Jeosal Materials Research Corp was awarded $118,625 for Phase 1, which began in April 2019 and concluded September 2019. For the prototype development of Phase 2, Jeosal Materials was awarded $765,500. The project began last year in April 2020 and is scheduled to be completed by March 2022.

Thus far through their projects, Jeosal Materials Research Corp has successfully recycled and reused glass fibre reinforced plastic (GFRP) from three different sources – including GFRP panel from an end-of-life marine vessel – via a novel, patent-pending recycling process.

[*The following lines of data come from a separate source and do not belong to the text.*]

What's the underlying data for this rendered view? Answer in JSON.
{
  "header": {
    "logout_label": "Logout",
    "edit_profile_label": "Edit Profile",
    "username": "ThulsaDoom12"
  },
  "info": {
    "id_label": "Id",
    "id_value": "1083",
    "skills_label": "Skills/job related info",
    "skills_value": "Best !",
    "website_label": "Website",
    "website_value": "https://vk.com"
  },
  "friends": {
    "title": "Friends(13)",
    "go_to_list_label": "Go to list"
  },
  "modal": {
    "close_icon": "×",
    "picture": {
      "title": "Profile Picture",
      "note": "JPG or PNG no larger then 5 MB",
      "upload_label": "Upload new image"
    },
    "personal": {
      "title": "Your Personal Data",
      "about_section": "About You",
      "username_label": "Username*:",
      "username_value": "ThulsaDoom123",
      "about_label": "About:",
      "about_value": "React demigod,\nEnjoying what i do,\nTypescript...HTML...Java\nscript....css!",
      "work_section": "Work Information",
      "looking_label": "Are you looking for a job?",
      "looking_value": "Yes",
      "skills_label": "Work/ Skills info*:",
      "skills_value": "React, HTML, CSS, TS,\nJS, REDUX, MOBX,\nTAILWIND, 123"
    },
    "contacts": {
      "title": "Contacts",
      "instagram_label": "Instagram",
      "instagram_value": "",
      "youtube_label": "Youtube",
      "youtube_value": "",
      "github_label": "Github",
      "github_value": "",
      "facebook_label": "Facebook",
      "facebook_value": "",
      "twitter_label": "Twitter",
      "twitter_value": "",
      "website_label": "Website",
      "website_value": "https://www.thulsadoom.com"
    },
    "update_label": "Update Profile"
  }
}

All targets and outcomes for this project were completed on budget, on schedule and within scope, as defined by the ISC challenge.


With the completion of Spectra Plasmonics’ Phase 1 project and the continuation of the Phase 2 projects for Jeosal Materials Research Corp and Plantee Bioplastics, Queen’s continues to provide support to each of these companies, two of which participated in Queen’s inaugural Growth Accelerator program, two of which are members of the Queen’s Startup Runway, and all of which receive ongoing mentorship and support from Queen’s as well as other contributors to Kingston’s innovation ecosystem.